No total, 89 prisioneiros que cometeram crimes sangrentos associados a grupos terroristas beneficiaram da Lei de Amnistia de 1977. A grande maioria pertencia à ETA, à qual se somaram alguns do GRAPO. Isto significa que quase nenhum dos 67 assassinatos cometidos por membros da ETA antes da regra ser aplicada em meados do Período de Transição, 63 foram resolvidos e os seus autores não foram levados à justiça. 63 pessoas morreram em 39 ataques perpetrados pela organização terrorista basca. O mais grave em número de mortos foi o incidente ocorrido no refeitório do Rolando.
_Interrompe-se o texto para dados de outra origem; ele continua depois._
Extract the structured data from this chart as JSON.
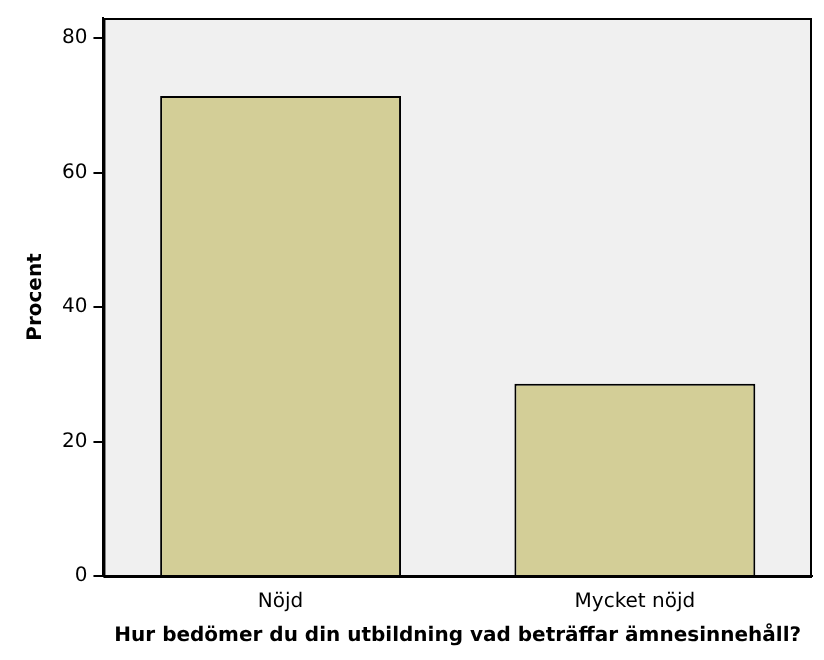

Se analisarmos o que aconteceu após a aprovação da Lei da Amnistia e ao longo do último meio século de democracia, as estatísticas revelam-se um pouco melhores. Segundo uma investigação publicada na revista Sin Justicia, 312 assassinatos do ETA cometidos em 240 ataques desde 1977 não resultaram na condenação de nenhum dos autores dos materiais que os realizaram. Os casos não resolvidos são revisados. Todos eles representam quase 40% de todos os crimes mortais cometidos pelo grupo terrorista durante este período. “As famílias dessas vítimas não receberam uma decisão judicial que lhes proporcionasse justiça”, concluem os autores.